Arnold brings Vanessa to a Chinatown apartment, where she burns all her forms of identification. "There goes all that I am," she laments, to his stone-faced reply, "What you are is in here [gesturing to the heart region] and they can't take that from you." I was worried at that point that the sense of humor Arnold has always had in his movies had completely gone to hell, but those fears were shattered a half-hour later when he shot an alligator in the zoo and quipped, "You're luggage!" (I didn't say Arnold had a _good_ sense of humor, just a sense of humor.)

"I suppose we won't see each other again," Vanessa says. "Not if all goes well," Arnold responds. And of course it doesn't. Arnold and Vanessa are reunited at the zoo not twenty minutes later, after he shoots the alligator and she shoots a corrupt marshal because he doesn't know the "secret handshake." We know by this point that most of the marshals are corrupt, including Arnold's boss (James Caan), who is in the process of selling millions of dollars in weapons to the Russian mafia, to "usher in a new era of world terrorism." Caan makes a good psycho villian and we all know Arnold makes a good wisecracking action hero.

After narrowly escaping death by Caan, Arnold jumps out of a plane, pulling a GOLDENEYE (and breaking the laws of physics) by free-falling faster than his parachute pack and opening it just in time, in just one of ERASER's blockbuster action sequences. Another one comes shortly thereafter, as Arnold and Vanessa break into her company to view the evidence on her magic disc. It's reminiscent of another 1996 summer movie, MISSION: IMPOSSIBLE, only much more inventive and entertaining.

The same could be said of the entire movie in comparison to MISSION: IMPOSSIBLE. That movie only had three action sequences amid a sea of unintelligible plot, whereas ERASER has almost wall-to-wall action and a plot Arnold himself could follow.

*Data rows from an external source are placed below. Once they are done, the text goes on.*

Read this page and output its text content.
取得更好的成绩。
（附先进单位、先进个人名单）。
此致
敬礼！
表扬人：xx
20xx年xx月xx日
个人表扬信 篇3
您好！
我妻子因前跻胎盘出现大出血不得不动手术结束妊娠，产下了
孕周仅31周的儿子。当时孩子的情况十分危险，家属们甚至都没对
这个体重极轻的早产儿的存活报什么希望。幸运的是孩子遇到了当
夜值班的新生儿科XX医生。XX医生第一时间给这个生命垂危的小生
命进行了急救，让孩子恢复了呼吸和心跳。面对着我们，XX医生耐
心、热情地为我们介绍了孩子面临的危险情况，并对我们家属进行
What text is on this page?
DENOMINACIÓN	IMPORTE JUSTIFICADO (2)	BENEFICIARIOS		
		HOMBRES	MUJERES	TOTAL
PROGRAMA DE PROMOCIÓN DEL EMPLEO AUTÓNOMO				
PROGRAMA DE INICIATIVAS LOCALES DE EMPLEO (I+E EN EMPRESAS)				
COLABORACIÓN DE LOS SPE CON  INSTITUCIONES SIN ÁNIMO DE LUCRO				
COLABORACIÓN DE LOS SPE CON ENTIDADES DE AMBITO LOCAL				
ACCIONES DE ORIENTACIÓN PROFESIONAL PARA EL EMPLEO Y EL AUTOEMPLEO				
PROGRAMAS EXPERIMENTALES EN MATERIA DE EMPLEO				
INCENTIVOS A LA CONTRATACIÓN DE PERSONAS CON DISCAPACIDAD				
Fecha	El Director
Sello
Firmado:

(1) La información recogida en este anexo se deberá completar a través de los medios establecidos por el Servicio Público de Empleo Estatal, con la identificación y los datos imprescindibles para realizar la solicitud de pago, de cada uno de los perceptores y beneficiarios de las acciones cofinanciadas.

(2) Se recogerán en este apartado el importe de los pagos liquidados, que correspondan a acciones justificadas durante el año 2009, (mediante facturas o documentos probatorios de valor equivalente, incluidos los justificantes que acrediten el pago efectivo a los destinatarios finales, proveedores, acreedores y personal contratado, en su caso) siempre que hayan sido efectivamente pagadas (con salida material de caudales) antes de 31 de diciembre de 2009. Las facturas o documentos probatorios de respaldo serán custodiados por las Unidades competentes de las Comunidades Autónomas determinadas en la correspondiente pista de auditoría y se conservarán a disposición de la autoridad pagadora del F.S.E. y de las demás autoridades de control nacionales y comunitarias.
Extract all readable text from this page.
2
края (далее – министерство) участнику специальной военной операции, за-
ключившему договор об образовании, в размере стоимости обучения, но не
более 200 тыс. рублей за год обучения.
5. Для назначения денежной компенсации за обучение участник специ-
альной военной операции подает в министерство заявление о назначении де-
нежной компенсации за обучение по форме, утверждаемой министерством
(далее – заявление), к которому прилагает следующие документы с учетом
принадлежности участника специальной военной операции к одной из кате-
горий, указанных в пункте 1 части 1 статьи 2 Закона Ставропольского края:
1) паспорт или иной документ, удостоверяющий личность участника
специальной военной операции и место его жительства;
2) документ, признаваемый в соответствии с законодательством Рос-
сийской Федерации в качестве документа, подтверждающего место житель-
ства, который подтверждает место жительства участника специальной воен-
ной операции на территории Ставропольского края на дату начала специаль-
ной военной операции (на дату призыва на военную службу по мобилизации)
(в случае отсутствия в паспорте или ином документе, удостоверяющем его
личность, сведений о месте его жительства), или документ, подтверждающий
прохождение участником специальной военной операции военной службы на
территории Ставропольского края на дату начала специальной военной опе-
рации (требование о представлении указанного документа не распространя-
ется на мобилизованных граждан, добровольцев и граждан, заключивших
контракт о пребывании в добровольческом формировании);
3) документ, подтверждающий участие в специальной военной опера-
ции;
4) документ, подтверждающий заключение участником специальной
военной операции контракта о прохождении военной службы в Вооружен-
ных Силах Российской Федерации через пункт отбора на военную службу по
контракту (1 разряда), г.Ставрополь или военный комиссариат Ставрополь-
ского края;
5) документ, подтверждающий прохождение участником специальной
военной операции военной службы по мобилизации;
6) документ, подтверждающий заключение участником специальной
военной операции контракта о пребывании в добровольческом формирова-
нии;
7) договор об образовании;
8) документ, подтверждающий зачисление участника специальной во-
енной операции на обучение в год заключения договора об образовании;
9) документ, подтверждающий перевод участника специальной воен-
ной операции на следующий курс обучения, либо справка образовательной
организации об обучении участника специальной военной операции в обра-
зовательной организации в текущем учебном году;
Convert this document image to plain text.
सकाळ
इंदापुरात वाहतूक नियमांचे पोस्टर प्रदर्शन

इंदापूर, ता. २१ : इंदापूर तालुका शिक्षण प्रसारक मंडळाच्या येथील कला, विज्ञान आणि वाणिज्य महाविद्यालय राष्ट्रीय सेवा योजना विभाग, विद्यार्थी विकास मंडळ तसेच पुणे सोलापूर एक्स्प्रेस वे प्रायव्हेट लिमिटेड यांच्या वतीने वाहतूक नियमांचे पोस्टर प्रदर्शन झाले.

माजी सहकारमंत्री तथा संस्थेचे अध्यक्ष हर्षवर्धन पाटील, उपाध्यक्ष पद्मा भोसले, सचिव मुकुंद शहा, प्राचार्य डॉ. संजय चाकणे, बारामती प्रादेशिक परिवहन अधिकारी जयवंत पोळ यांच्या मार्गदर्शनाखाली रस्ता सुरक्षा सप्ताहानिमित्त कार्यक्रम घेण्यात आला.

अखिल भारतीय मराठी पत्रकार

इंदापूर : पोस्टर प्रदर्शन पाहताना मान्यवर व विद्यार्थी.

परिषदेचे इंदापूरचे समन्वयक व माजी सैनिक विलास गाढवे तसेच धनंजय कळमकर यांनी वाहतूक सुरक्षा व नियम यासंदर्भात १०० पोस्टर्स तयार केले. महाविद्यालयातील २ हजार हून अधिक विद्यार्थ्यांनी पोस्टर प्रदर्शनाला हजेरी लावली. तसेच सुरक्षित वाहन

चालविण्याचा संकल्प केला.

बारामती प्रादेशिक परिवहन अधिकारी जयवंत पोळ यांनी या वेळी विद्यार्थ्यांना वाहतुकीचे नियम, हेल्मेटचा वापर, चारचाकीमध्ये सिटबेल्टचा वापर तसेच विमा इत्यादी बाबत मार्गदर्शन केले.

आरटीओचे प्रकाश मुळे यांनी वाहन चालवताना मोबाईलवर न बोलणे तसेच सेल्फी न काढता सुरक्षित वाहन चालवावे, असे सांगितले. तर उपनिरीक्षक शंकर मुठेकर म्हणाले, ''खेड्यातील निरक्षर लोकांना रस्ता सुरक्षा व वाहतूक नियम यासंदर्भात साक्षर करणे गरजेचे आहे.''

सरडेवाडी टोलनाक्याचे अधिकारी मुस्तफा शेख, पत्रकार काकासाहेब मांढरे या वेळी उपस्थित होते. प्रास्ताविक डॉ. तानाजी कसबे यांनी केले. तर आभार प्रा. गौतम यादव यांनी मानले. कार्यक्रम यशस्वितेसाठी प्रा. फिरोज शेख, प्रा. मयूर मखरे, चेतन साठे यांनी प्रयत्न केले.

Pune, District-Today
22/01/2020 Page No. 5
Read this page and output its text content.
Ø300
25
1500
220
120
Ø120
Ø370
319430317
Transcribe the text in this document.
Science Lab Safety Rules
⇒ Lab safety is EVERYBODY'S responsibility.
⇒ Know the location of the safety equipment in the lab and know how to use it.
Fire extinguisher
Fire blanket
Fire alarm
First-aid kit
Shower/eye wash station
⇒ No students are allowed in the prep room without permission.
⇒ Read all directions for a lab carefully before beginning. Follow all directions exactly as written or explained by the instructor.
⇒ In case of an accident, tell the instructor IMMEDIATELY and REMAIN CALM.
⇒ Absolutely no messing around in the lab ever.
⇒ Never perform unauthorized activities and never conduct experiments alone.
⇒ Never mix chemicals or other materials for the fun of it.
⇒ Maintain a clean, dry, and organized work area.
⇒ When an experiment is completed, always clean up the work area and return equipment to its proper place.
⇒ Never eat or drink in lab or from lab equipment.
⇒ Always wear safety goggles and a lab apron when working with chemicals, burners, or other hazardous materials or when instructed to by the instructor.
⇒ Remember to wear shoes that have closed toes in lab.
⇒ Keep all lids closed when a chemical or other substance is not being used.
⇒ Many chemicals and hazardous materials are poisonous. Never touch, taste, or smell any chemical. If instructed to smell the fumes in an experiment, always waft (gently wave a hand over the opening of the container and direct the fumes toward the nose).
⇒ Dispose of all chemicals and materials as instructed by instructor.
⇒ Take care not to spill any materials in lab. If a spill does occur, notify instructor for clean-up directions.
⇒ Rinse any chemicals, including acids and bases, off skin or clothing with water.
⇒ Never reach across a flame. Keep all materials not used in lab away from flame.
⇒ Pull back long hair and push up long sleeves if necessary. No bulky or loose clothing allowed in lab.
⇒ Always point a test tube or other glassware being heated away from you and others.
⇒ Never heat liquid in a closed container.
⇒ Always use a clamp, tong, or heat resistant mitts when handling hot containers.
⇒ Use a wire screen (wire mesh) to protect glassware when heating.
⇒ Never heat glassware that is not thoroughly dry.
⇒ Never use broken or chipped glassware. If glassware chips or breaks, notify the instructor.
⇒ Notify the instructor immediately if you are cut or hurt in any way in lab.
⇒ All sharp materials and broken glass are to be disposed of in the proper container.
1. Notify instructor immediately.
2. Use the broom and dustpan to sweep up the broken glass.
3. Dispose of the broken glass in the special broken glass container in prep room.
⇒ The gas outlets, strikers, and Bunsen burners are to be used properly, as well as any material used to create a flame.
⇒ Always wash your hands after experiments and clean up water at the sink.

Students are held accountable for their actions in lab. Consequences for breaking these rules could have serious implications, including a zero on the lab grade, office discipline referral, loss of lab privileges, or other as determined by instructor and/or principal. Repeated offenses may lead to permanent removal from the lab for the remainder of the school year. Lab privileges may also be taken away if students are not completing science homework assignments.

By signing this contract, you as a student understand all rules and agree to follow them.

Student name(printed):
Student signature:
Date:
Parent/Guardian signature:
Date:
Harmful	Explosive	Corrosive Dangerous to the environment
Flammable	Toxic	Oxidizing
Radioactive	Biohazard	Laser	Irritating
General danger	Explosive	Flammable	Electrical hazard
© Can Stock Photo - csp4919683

It also has some genuinely funny scenes, unlike the straight-faced seriousness of Tom Cruise's action foray. After Arnold falls out of the sky during the parachute scene and lands atop a junkyard car, he gets up, brushes himself off and asks, "Where am I?" A little girl, in awe, replies, "Earth. Welcome."

While we're comparing ERASER with the other action films currently in release, I should point out that it's as good as or better than THE ROCK. Like that movie it mixes light-hearted humor with brutal violence. And Vanessa Williams is certainly a better sidekick to look at than the ape-like Nicholas Cage. Williams even does a decent job of acting, although all that's required of her is nervousness at the beginning, distress in the middle and loving admiration of Arnold at the end. It doesn't have an incredible amount of originality and its attempts at seriousness are met with as many laughs as the comic relief scenes, but ERASER is a constantly entertaining no-brainer that provides two hours of escape from the oppressive heat and boredom of summer.